For every bracket upset, however, there is a team that is knocked out of the running. Though these teams might be out of March Madness, many had decent performance overall. The largest decrease in monthly employment occurred in Professional and Business Services, which fell by 5,200 jobs in February. Employment in Administrative and Support and Waste Management and Remediation Services, a sector that includes temporary workers, decreased by 4,200 from January to February as well. Year over year, this sector lost 4,600 jobs. Leisure and Hospitality lost 2,400 jobs over the month and comprised a loss of 3,200 jobs in Accommodation and Food Services with a little offensive help from an 800-job increase in Arts, Entertainment, and Recreation.
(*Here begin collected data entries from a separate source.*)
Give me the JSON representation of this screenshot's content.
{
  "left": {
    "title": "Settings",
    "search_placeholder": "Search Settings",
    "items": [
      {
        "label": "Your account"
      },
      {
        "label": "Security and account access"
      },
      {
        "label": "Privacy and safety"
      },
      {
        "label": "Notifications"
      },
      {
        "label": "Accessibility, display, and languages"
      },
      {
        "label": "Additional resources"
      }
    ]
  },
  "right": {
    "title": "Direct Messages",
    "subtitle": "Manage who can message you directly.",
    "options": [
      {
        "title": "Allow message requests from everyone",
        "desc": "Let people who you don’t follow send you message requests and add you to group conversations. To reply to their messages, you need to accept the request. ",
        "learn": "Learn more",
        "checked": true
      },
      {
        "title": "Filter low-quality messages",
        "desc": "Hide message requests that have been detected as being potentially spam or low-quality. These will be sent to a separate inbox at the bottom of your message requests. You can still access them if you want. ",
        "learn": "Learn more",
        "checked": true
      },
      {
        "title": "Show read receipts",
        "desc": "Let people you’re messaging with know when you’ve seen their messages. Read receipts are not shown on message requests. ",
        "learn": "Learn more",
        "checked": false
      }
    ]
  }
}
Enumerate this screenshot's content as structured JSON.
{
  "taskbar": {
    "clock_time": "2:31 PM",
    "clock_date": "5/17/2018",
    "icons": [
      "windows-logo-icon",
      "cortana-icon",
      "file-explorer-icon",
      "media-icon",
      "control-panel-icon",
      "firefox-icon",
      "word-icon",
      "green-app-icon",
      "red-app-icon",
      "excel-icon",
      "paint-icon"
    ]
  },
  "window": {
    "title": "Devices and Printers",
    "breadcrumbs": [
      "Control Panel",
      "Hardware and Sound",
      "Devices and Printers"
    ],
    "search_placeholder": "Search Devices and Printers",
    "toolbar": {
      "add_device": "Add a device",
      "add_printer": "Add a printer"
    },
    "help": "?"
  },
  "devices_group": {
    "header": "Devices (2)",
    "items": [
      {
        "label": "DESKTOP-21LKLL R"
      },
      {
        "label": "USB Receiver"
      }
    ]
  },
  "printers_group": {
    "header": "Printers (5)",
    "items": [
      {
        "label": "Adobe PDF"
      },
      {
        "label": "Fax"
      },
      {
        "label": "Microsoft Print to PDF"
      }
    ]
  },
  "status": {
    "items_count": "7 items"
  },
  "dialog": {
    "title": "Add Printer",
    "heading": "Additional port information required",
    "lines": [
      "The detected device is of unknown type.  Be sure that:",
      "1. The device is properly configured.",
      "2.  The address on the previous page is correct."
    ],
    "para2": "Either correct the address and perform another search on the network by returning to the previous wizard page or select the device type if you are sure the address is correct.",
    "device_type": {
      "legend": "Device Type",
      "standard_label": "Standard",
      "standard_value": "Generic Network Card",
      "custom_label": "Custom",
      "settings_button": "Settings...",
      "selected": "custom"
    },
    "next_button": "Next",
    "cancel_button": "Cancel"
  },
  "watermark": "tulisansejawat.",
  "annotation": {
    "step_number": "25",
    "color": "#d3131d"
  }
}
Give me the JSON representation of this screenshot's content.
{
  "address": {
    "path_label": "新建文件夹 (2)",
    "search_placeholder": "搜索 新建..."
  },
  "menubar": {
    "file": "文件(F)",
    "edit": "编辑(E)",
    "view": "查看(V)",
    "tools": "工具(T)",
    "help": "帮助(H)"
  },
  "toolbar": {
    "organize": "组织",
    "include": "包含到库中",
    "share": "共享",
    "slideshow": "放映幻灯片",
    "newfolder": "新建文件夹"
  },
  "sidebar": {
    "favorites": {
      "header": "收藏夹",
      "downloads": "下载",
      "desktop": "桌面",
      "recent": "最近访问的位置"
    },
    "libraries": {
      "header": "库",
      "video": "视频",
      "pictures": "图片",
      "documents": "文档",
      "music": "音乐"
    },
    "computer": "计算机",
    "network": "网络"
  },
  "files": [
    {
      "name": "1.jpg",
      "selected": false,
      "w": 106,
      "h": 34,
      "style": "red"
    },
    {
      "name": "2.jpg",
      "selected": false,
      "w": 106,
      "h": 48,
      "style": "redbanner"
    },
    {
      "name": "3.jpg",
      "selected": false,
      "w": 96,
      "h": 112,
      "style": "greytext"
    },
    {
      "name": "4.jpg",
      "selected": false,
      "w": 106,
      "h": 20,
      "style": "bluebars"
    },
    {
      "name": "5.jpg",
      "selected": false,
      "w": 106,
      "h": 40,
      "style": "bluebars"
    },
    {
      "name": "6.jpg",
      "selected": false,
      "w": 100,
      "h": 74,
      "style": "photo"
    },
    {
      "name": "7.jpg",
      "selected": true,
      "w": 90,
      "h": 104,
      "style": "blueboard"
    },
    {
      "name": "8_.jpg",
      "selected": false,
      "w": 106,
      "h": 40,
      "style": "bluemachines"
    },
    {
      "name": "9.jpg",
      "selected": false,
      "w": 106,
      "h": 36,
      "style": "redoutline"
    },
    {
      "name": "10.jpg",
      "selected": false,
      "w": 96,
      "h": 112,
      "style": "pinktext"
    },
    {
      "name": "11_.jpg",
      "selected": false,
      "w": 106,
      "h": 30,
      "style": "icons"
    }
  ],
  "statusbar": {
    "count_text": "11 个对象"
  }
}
Even so, Leisure and Hospitality is up 6,600 jobs over the year.

The Final Four

With some unexpected sector winners and a downward revision of January’s numbers, Maryland’s February jobs report truly got into the spirit of March Madness. As the economic playoffs continue, hopefully a wide array of industries will continue advancing their employment numbers, and Maryland’s employment picture can rally, study the plays of the national trends (and those of away teams, such as Virginia’s 12,800-job employment increase over the month and its 96,500-job increase over the year), and rise to the final four.